Auch Herbert Renz-Polster, renommierter Kinderarzt und Buchautor, hat an der Fachtagung im Landkreis teilgenommen. Sein Eindruck: „Gestresste Kinder lernen nicht!“ und „Bildung braucht leuchtende Augen!“ Für die Schulen sei es deshalb wichtig, jetzt nicht zu viel Leistungsdruck aufzubauen. Vielmehr bräuchten Kinder das Gefühl von Sicherheit, Gemeinschaft und Struktur. Tagungsreferentin und Bildungsexpertin Margret Rasfeld erwartet von der Schule ebenfalls mehr als Leistungstest und Wissensvermittlung. Ansätze von „Schule im Aufbruch“ könnten wichtige Ankerpunkte geben: Kooperationsfähigkeit, Kreativität, Empathie, Eigenverantwortung und die Bereitschaft zu Engagement durch eigene Motivationen und Lösungskompetenz.
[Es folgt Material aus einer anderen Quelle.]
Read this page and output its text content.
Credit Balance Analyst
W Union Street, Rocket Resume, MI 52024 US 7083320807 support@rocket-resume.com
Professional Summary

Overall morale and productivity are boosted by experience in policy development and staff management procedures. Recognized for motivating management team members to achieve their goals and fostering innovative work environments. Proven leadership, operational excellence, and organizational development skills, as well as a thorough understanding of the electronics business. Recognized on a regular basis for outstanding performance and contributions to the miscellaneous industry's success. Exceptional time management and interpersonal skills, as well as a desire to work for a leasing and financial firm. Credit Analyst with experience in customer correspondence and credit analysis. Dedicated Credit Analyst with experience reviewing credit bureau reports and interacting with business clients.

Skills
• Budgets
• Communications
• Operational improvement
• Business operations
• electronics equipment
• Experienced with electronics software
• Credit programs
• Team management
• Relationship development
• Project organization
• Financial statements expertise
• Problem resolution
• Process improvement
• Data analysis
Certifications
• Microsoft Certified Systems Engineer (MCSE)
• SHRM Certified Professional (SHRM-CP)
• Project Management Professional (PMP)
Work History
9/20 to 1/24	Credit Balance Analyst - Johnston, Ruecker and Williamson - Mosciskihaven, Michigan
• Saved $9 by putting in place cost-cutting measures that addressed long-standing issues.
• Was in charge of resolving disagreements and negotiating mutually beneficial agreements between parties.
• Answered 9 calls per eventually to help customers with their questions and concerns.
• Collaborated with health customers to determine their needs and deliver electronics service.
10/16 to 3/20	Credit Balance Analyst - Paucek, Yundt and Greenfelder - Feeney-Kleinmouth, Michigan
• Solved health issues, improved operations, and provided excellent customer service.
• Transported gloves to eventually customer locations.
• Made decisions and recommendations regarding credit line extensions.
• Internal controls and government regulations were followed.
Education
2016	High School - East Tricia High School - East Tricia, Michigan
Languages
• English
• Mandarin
Auf die Frage, warum sie dieses Thema initiiert hat, antwortet Johanna Ehm, Sozialpädagogin am Gesundheitsamt und Mutter von zwei Söhnen im Jugendalter: „Im Wirrwarr der Pandemiebewältigung haben wir unseren Kindern und Jugendlichen über einen langen Zeitraum viel zugemutet: Masken und Pflichtprogramme in der Schule, fehlende Sozialkontakte und schier kein Raum für so dringend nötige Entwicklungsaufgaben in der Pubertät. Es ist Zeit, den Blick auf die Situation der jungen Generation zu richten.“

Die Ergebnisse der Studie sind online einzusehen unter: www.neuburg-schrobenhausen.de/fachtag.